There is consistency between the exodus and the incarnation.  God see, hears, feels our pain, and comes to save us that we might be blessed and a blessing to others.   Yet Christ said, “Deny yourself.  Take up your cross and follow me.” That’s when Peter and the disciples started getting nervous.
So I have two questions for each of us today is this:  How is God calling you?   Moses had his holy ground experience with a burning bush and the voice of God calling him to a task he did not want, but to which he was ideally prepared.   Moses was alone when God called.   Are you listening for God’s voice when you are alone and quiet?   Do you have some time alone and quiet?  Who are suffering people God would have you lead to greater freedom and peace?
    

Next how would you answer Jesus’ question – Who do you say he is?   I want to give you a moment to consider this question quietly.   If someone was genuinely interested in Jesus and asked you to tell them about him, what would you say?    If someone had a gun aimed at you or a machete on your neck, and asked you to deny your faith, would you still have the courage to say, “Jesus is the Messiah, the Son of God, and my Savior.”  I sometimes imagine that if I was in such a situation that I might be like the little old lady who fought off her attacker with love, telling him she would gladly give him the money he wanted, that he deserved a chance at life, that he was a valuable human being.   But often attackers are far too consumed with self-hate and hatred of others to hear anything.   And ISIS is far too consumed with broadcasting their brutality for their evil gains.

No truly faithful Muslim would do what I just described.   No, these acts of terror are conducted by sick people masquerading as Islam.   It is a shame the damage these acts of terror wreak on the reputations of God-fearing, peace-loving Muslims.   Let us never make the mistake of grouping good Muslims with this horrible ISIS group.  Hitler was a baptized Christian, who drifted far away from the true faith, and no Christian wants to be associated with him.  

Enough talk of all the evil in the world.  Let’s remember that we are here to worship a sovereign and holy God.  We worship God because God is worthy of our worship and we are in need of those “holy ground” moments when we hear God calling us, inspiring us to trust and follow, to be peacemakers in the world.

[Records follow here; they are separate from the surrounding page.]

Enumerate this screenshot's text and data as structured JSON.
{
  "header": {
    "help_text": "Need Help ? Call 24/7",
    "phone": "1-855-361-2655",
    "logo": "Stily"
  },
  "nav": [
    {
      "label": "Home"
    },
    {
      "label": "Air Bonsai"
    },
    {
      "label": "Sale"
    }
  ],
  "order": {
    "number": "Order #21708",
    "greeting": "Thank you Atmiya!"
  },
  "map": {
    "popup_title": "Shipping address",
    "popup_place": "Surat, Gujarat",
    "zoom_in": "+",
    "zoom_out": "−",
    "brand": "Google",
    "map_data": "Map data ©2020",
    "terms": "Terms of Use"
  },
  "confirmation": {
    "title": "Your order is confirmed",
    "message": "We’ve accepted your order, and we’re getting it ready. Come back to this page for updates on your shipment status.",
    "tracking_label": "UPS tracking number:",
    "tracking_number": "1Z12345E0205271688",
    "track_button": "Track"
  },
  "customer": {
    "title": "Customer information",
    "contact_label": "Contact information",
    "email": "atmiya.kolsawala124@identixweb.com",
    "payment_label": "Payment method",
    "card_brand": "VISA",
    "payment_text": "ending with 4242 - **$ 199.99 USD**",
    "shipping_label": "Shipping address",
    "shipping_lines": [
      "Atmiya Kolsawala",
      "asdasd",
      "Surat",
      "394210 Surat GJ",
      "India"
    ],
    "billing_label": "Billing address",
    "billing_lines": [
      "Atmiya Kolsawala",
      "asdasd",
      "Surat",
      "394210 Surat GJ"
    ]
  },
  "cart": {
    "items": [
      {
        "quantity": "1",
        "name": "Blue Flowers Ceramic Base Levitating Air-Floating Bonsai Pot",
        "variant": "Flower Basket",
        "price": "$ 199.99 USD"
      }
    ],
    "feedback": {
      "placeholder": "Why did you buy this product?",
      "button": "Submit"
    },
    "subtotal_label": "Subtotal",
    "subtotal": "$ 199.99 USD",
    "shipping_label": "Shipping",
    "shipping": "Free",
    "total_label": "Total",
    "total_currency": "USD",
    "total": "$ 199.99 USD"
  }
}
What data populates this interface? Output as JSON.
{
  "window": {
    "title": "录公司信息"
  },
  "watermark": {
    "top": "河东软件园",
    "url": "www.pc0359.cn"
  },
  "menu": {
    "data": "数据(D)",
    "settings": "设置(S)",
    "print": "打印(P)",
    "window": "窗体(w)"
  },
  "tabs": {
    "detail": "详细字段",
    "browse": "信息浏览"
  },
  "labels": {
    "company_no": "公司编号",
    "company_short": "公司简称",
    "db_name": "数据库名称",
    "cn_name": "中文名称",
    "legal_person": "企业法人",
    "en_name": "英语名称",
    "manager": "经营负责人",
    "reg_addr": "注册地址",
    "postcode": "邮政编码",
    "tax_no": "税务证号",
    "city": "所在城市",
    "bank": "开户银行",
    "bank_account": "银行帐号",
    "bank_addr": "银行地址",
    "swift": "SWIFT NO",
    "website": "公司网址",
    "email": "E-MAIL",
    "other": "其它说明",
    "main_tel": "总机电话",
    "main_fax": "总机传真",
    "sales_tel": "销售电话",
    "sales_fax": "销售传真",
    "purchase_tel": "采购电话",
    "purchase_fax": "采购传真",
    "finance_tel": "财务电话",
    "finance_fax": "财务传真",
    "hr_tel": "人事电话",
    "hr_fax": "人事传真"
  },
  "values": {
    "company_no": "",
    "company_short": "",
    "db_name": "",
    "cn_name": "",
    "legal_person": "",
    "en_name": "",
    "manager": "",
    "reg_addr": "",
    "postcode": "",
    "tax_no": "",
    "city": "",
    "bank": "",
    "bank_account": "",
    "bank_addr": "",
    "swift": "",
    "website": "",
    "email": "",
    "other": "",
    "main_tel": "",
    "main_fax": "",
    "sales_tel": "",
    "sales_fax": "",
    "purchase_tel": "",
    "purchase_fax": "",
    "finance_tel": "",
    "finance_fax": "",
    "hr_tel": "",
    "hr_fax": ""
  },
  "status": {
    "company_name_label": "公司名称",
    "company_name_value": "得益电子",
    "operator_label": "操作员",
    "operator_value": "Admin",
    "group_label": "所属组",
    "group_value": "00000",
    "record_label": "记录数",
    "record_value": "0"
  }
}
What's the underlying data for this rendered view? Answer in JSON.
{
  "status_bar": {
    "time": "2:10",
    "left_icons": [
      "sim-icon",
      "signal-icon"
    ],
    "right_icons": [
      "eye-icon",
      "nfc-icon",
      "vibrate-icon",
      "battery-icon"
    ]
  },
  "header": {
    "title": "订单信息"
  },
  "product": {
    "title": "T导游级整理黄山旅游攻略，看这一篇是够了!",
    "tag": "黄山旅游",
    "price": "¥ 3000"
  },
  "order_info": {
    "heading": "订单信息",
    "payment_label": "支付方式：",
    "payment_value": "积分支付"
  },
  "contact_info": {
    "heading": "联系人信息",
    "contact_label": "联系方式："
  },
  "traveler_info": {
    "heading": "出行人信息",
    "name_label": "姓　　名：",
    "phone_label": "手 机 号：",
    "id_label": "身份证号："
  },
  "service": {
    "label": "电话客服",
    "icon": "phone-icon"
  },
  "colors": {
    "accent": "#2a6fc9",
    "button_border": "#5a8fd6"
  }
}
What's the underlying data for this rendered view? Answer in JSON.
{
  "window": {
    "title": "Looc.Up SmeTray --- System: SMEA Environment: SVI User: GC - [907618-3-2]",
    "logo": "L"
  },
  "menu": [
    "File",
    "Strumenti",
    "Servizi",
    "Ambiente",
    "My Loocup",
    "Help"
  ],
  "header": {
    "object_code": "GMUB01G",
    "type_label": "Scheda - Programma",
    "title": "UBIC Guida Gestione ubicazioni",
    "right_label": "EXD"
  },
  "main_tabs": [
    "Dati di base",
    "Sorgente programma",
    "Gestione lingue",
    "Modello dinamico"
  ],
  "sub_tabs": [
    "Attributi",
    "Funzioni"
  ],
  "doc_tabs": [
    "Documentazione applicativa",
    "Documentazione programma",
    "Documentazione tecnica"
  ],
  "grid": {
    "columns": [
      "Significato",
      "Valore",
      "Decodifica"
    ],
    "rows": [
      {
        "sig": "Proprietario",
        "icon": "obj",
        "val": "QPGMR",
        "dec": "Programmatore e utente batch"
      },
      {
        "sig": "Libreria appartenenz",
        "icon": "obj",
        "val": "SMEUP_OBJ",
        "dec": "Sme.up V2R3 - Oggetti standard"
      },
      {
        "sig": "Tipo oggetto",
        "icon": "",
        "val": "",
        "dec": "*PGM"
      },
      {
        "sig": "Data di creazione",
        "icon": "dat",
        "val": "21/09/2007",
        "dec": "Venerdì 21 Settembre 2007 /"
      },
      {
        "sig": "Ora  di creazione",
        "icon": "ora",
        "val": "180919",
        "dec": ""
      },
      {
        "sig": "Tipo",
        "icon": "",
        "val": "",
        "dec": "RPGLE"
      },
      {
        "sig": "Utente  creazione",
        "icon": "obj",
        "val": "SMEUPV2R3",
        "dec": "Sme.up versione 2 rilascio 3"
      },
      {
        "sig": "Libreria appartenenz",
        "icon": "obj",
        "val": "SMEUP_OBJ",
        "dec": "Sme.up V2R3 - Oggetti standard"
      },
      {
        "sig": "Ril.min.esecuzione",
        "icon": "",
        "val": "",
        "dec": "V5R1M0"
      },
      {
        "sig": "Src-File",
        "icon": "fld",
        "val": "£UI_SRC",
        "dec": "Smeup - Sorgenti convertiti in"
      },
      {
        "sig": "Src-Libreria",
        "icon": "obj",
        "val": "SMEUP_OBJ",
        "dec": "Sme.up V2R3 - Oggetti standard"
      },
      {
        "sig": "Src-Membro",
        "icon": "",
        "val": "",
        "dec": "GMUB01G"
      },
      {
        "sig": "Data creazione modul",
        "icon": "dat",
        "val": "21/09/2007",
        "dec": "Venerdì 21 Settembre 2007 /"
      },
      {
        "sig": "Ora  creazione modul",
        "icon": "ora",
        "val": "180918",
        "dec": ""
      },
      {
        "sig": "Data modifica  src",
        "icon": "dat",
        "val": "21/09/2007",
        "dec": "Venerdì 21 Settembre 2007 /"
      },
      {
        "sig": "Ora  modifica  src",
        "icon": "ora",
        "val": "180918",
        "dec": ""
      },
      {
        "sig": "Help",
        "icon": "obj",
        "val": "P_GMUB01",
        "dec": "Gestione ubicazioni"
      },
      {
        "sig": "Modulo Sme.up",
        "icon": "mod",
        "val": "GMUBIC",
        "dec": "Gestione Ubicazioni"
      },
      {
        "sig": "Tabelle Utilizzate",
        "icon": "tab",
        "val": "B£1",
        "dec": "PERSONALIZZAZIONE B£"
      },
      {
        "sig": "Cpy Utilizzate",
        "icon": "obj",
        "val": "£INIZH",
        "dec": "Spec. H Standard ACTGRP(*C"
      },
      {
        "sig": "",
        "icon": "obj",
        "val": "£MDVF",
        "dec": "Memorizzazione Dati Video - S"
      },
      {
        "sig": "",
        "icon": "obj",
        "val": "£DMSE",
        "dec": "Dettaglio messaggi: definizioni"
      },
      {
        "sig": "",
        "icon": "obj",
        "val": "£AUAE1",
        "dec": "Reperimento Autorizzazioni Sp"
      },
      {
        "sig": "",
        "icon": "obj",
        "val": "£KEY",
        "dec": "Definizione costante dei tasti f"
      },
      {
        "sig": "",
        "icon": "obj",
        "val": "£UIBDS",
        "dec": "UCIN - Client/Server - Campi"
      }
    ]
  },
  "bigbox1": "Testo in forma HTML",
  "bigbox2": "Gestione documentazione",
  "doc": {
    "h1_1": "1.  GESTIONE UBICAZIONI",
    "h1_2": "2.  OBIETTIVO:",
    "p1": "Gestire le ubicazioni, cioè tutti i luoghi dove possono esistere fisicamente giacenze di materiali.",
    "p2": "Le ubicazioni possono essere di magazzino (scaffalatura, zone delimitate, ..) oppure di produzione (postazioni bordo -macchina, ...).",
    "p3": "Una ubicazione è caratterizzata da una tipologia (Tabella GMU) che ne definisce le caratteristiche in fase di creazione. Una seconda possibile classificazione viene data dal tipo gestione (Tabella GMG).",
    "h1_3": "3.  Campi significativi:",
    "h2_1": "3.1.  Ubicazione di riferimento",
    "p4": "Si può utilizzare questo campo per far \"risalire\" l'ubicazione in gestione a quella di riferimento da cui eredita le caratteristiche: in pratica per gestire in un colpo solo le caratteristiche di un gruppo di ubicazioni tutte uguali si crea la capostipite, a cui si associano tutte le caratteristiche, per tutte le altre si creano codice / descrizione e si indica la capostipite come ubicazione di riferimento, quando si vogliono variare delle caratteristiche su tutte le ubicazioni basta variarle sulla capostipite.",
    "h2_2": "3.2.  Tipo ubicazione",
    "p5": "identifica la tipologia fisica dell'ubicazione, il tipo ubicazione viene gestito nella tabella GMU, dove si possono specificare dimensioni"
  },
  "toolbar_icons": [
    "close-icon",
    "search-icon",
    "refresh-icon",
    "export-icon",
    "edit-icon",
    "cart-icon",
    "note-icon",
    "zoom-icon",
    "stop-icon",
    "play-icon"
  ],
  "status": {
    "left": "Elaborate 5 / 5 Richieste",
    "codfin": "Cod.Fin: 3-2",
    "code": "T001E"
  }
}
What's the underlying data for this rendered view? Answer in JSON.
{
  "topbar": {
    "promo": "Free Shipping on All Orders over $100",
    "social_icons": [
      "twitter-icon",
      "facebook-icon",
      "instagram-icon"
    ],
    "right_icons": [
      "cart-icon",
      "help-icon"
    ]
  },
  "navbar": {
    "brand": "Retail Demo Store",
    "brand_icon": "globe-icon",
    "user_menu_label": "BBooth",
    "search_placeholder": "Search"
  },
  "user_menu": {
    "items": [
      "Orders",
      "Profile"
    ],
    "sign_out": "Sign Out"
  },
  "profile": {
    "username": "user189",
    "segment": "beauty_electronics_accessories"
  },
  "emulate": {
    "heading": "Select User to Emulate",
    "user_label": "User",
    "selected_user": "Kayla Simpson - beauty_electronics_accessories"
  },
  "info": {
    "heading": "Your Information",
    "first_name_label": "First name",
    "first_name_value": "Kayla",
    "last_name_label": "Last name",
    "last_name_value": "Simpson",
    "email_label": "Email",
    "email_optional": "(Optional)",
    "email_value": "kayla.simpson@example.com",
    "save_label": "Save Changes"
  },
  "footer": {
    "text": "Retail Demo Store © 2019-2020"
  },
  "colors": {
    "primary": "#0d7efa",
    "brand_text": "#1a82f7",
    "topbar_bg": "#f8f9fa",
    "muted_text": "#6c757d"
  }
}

Secondly we come to learn and grow.   We come to worship and to Sunday school, Bible studies, Wednesday nights, and other activities and small groups that we grow in our awareness of who Christ is, so that we can faithfully answer Jesus’ question:  But who do you say that I am?   And further that we ourselves will be defined by that answer.   For God became a human that humans might become more like God, in image of God, obedient to God’s call on our lives.   May it be so.